From the moment an agency announces the appointment of a new chief, the new chief’s actions take place on a figurative well-lit platform, and every word uttered is amplified and studied. Even privately shared views are often later exhumed and examined under the microscope of public opinion. Chiefs must heed their internal editor, choose words wisely, and filter out verbiage that is insensitive, biased, or unprofessional.

The rule of thumb for chiefs, whether new appointees or seasoned veterans, is to say nothing, public or private, that they would not want to have printed in the local paper or repeated on the evening news. Chiefs should keep in mind that they represent not only their police department but also their local government and their community; therefore, their words carry a special weight in the mind of the average resident of their community. Hence, they must choose their words carefully and be mindful of their impact on every member of the community.

Failure to Take Time to Assess

There is a strong tendency for new chiefs to want to make changes in their agency right away. Some new chiefs think that this will demonstrate true leadership skills. Chiefs are strongly encouraged to wait at least six months to get a feel for their agency before implementing any major changes, barring any extenuating circumstances that require immediate action. This rule holds especially true for new chiefs who were external applicants for the position.

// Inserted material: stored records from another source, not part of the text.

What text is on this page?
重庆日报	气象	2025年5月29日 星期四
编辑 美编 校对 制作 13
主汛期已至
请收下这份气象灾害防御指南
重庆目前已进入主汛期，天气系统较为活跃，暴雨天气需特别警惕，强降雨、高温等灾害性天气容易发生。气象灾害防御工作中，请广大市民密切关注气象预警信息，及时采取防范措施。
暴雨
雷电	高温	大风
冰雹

The first six months are better spent getting to know the agency and the organizational culture. The personnel have just gone through a major change themselves—getting a new chief—and are probably a little apprehensive of what is coming down the road. Wholesale changes only add to this apprehension and make building a trusting relationship even harder. Many brilliant ideas have been left in the dust simply because the people that make up the organization were not adequately prepared to accept major change in their professional environment. Taking time to implement change will pay dividends in the future.

Failure to Develop Relationships with Local Media

Establishing and maintaining a positive working relationship with the local media is essential. It is highly recommended that new chiefs take a course in media relations during their first six months of tenure. Even if new chiefs discover that their predecessors did not have an open or working relationship with the media, they must reach out to establish one. Failure to do so will impede both their agency’s and their own progress and may weaken their standing in the community.

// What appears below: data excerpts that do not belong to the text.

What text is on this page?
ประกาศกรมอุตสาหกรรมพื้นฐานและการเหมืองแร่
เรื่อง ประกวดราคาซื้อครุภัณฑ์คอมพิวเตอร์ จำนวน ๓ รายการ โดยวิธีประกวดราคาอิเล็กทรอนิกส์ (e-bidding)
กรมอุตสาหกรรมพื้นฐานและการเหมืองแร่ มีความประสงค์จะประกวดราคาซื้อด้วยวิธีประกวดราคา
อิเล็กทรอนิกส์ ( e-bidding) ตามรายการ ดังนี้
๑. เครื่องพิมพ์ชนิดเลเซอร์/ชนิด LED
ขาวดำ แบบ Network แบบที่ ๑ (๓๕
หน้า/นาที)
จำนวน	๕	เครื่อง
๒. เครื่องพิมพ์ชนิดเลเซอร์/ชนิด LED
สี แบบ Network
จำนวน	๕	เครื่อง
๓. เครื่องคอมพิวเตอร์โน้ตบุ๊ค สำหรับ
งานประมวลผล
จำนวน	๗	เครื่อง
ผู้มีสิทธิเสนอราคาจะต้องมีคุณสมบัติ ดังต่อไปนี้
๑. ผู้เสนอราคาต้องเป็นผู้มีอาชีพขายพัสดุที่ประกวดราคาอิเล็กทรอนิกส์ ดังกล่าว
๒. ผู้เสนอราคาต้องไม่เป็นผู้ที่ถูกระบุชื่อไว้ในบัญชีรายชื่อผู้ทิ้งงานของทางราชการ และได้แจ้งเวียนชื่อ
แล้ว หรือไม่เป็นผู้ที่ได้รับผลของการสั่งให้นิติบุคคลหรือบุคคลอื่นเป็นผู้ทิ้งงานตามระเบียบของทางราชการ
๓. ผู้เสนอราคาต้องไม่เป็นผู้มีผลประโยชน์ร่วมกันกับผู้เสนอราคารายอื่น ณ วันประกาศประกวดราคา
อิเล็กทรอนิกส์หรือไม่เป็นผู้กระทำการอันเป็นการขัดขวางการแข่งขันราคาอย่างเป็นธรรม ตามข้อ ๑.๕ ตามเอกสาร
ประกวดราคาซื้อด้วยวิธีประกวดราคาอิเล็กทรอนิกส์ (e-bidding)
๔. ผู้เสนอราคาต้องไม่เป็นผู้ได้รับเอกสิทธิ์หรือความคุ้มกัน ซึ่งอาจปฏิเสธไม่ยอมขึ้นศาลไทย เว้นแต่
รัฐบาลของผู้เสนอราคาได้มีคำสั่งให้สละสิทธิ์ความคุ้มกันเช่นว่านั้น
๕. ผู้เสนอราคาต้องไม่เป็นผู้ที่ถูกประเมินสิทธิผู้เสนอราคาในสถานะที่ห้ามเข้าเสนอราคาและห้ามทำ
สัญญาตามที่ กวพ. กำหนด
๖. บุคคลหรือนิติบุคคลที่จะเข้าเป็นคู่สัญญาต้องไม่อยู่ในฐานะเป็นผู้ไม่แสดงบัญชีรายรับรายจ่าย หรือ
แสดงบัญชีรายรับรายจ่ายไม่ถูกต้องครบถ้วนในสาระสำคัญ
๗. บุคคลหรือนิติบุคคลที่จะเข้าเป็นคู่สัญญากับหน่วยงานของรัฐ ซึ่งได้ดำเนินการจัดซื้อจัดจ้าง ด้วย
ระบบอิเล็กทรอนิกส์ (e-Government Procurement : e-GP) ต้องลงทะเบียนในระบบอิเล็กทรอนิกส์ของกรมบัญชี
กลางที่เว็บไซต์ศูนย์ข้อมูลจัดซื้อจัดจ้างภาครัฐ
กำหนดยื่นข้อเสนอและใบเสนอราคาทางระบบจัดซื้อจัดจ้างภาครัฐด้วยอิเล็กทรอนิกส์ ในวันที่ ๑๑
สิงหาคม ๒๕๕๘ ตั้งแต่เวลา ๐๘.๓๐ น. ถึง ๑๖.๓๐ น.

In some respects, the media is like an animal that must be fed. If chiefs do not take the time to develop a good working relationship, the media may feed off of chiefs’ or their agency’s bad news. By taking the time to develop a good relationship, chiefs can feed the media positive stories about their agency. Chiefs should consider submitting guest columns with the local newspaper to get their agency’s good work into print and in the public eye. Chiefs are advised to be mindful of the fact that when the public reads a story in the newspaper or sees a television news report, their agency is being graded. They should make sure that they know the local reporters so that when negative news reports are published or broadcast, chiefs are not stuck cold-calling media representatives or, worse yet, being heard or read stating the dreaded “no comment.”

Final Comments

While the list contained in this article is by no means all-inclusive, it does give new police chiefs a starting point from which to launch their new career. Although experience may be a good teacher, it is even more beneficial to learn by heeding the words of those who have been in that position, who have experienced the difficulties associated with it, and avoiding those mistakes in the first place. By listening to the advice of others who have overcome similar challenges, new police chiefs increase the possibility of their longevity for the benefit of their community. ■

Chief Mark Chaney has 27 years of experience in law enforcement and has served as the chief of police in New Albany, Ohio, for nine years. Chief Chaney serves as an advisory board member to the IACP’s Smaller Police Department Technical Assistance Program and as a mentor for the New Police Chief Mentoring Project.